Excerpt from Christophe Jaffrelot’s article in The Hindu published on 6th June 2024
[…] How far will the JD(U), the TDP and others try to promote their own agenda and interests?
This is a key variable which may lead to different scenarios. In the weeks and months ahead, the most likely scenario may consist in a modus vivendi based on concessions made by the Modi government for accommodating demands by the TDP, the JD(U) that will be very substantial, but acceptable.
Another scenario would crystallise if the TDP and the JD(U) were to formulate exigencies affecting the BJP in terms of power sharing or the party’s support base (reservations above 49% or in the private sector for instance). These “partners” may also not see eye to eye with friends of the government (and support, for instance, an investigation regarding Gautam Adani’s activities). The bargaining power of the JD(U) and the TDP is immense: by shifting from one side to the other of the political spectrum, they would make the government fall and could allow the INDIA bloc to take over.
These two scenarios are not mutually exclusive. The second one may unfold itself after a few months or even a year or two later, especially if the Modi government is further weakened by electoral setbacks (the State elections in Maharashtra and Haryana will be watched closely in this respect) and if the ruling coalition, including the TDP and the JD(U), are under pressure from other State parties and Congress: the Opposition has tasted blood and realised its strength in such a way that it is bound to mobilise relentlessly in the street and solidify its unity and even recruit more partners. Ms. Mayawati may even become less fearful of antagonising the ruling party in the context of the new dispensation, and revive her party, the Bahujan Samaj Party.

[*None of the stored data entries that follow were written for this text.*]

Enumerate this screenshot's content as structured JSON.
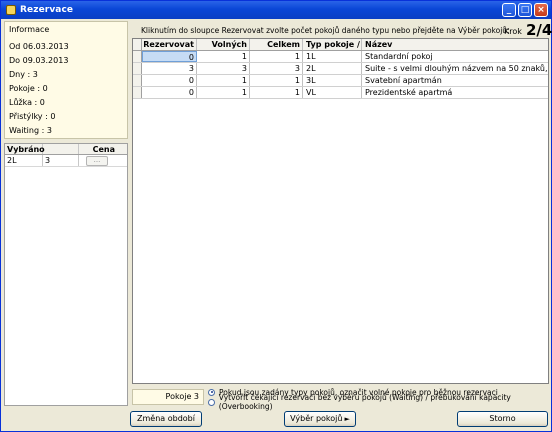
{
  "window": {
    "title": "Rezervace"
  },
  "info": {
    "heading": "Informace",
    "from": "Od 06.03.2013",
    "to": "Do 09.03.2013",
    "days": "Dny : 3",
    "rooms": "Pokoje : 0",
    "beds": "Lůžka : 0",
    "extra_beds": "Přistýlky : 0",
    "waiting": "Waiting : 3"
  },
  "selected": {
    "headers": [
      "Vybráno",
      "",
      "Cena"
    ],
    "rows": [
      {
        "type": "2L",
        "count": "3",
        "price_button": "..."
      }
    ]
  },
  "instruction": "Kliknutím do sloupce Rezervovat zvolte počet pokojů daného typu nebo přejděte na Výběr pokojů:",
  "step": {
    "label": "Krok",
    "value": "2/4"
  },
  "grid": {
    "headers": [
      "Rezervovat",
      "Volných",
      "Celkem",
      "Typ pokoje ∕",
      "Název"
    ],
    "rows": [
      {
        "reserve": "0",
        "free": "1",
        "total": "1",
        "type": "1L",
        "name": "Standardní pokoj"
      },
      {
        "reserve": "3",
        "free": "3",
        "total": "3",
        "type": "2L",
        "name": "Suite -    s velmi dlouhým názvem na 50 znaků,"
      },
      {
        "reserve": "0",
        "free": "1",
        "total": "1",
        "type": "3L",
        "name": "Svatební apartmán"
      },
      {
        "reserve": "0",
        "free": "1",
        "total": "1",
        "type": "VL",
        "name": "Prezidentské apartmá"
      }
    ]
  },
  "bottom": {
    "rooms_label": "Pokoje 3",
    "radio1": "Pokud jsou zadány typy pokojů, označit volné pokoje pro běžnou rezervaci",
    "radio2": "Vytvořit čekající rezervaci bez výběru pokojů (Waiting) / přebukování kapacity (Overbooking)",
    "btn_change": "Změna období",
    "btn_rooms": "Výběr pokojů",
    "btn_cancel": "Storno"
  }
}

Under these circumstances, Mr. Modi may not be in a position to keep the NDA together, either because its partners would be asking for too much or/and because he has never been a team player, a pragmatic expert in coalition making apt at defusing tensions by making concessions. The Sangh Parivar, then, may replace him by a man such as Nitin Gadkari who has been supported by the Rashtriya Swayamsevak Sangh (RSS) on many occasions in the past. Mr. Modi was the candidate of Nagpur by default in 2014 and his relationship with the Sangh’s top leaders has not improved.

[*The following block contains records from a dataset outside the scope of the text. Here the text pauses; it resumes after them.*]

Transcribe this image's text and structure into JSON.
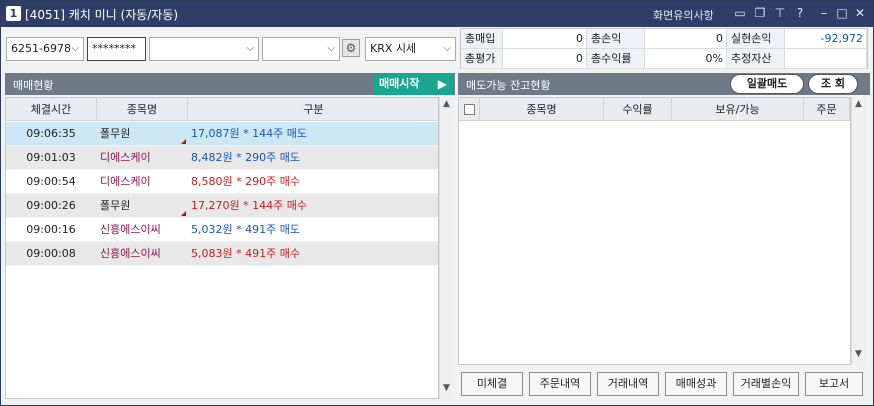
{
  "titlebar": {
    "screen_no": "1",
    "title": "[4051] 캐치 미니 (자동/자동)",
    "notice": "화면유의사항",
    "icons": [
      "window-icon",
      "restore-icon",
      "pin-icon",
      "help-icon",
      "minimize-icon",
      "maximize-icon",
      "close-icon"
    ]
  },
  "toolbar": {
    "account": "6251-6978",
    "password": "********",
    "select2": "",
    "select3": "",
    "price_source": "KRX 시세"
  },
  "summary": {
    "labels": {
      "total_buy": "총매입",
      "total_pl": "총손익",
      "realized_pl": "실현손익",
      "total_eval": "총평가",
      "total_return": "총수익률",
      "est_asset": "추정자산"
    },
    "values": {
      "total_buy": "0",
      "total_pl": "0",
      "realized_pl": "-92,972",
      "total_eval": "0",
      "total_return": "0%",
      "est_asset": ""
    }
  },
  "left_panel": {
    "title": "매매현황",
    "start_button": "매매시작",
    "columns": [
      "체결시간",
      "종목명",
      "구분"
    ],
    "rows": [
      {
        "time": "09:06:35",
        "name": "폴무원",
        "detail": "17,087원 * 144주 매도",
        "side": "sell",
        "selected": true
      },
      {
        "time": "09:01:03",
        "name": "디에스케이",
        "detail": "8,482원 * 290주 매도",
        "side": "sell",
        "selected": false
      },
      {
        "time": "09:00:54",
        "name": "디에스케이",
        "detail": "8,580원 * 290주 매수",
        "side": "buy",
        "selected": false
      },
      {
        "time": "09:00:26",
        "name": "폴무원",
        "detail": "17,270원 * 144주 매수",
        "side": "buy",
        "selected": false
      },
      {
        "time": "09:00:16",
        "name": "신흥에스이씨",
        "detail": "5,032원 * 491주 매도",
        "side": "sell",
        "selected": false
      },
      {
        "time": "09:00:08",
        "name": "신흥에스이씨",
        "detail": "5,083원 * 491주 매수",
        "side": "buy",
        "selected": false
      }
    ]
  },
  "right_panel": {
    "title": "매도가능 잔고현황",
    "bulk_sell_button": "일괄매도",
    "query_button": "조 회",
    "columns": [
      "종목명",
      "수익률",
      "보유/가능",
      "주문"
    ],
    "buttons": [
      "미체결",
      "주문내역",
      "거래내역",
      "매매성과",
      "거래별손익",
      "보고서"
    ]
  },
  "colors": {
    "title_bg": "#2e3e66",
    "panel_header": "#6f7a87",
    "start_button": "#1aa58e",
    "sell_text": "#1a55b4",
    "buy_text": "#cc1b1b",
    "selected_row": "#cde8f4",
    "alt_row": "#e8e8e8"
  }
}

But Mr. Modi (and Amit Shah) will not let go of power so easily: there is so much at stake. And, nobody can anticipate the techniques that Mr. Modi may resort to, to save his post. Time matters a lot here: a political crisis would not make the same impact if the institutions of the Indian Republic have had the time to recover from 10 years of erosion.
However, besides the political actors, civil society is also bound to play a key role again in the rejuvenation of India’s democracy. If this election is probably marking a transition towards a new era, eventually, a change of guard at the State level will not be enough for re-democratising India — and, in particular, to counter the dense network of RSS-related vigilantes.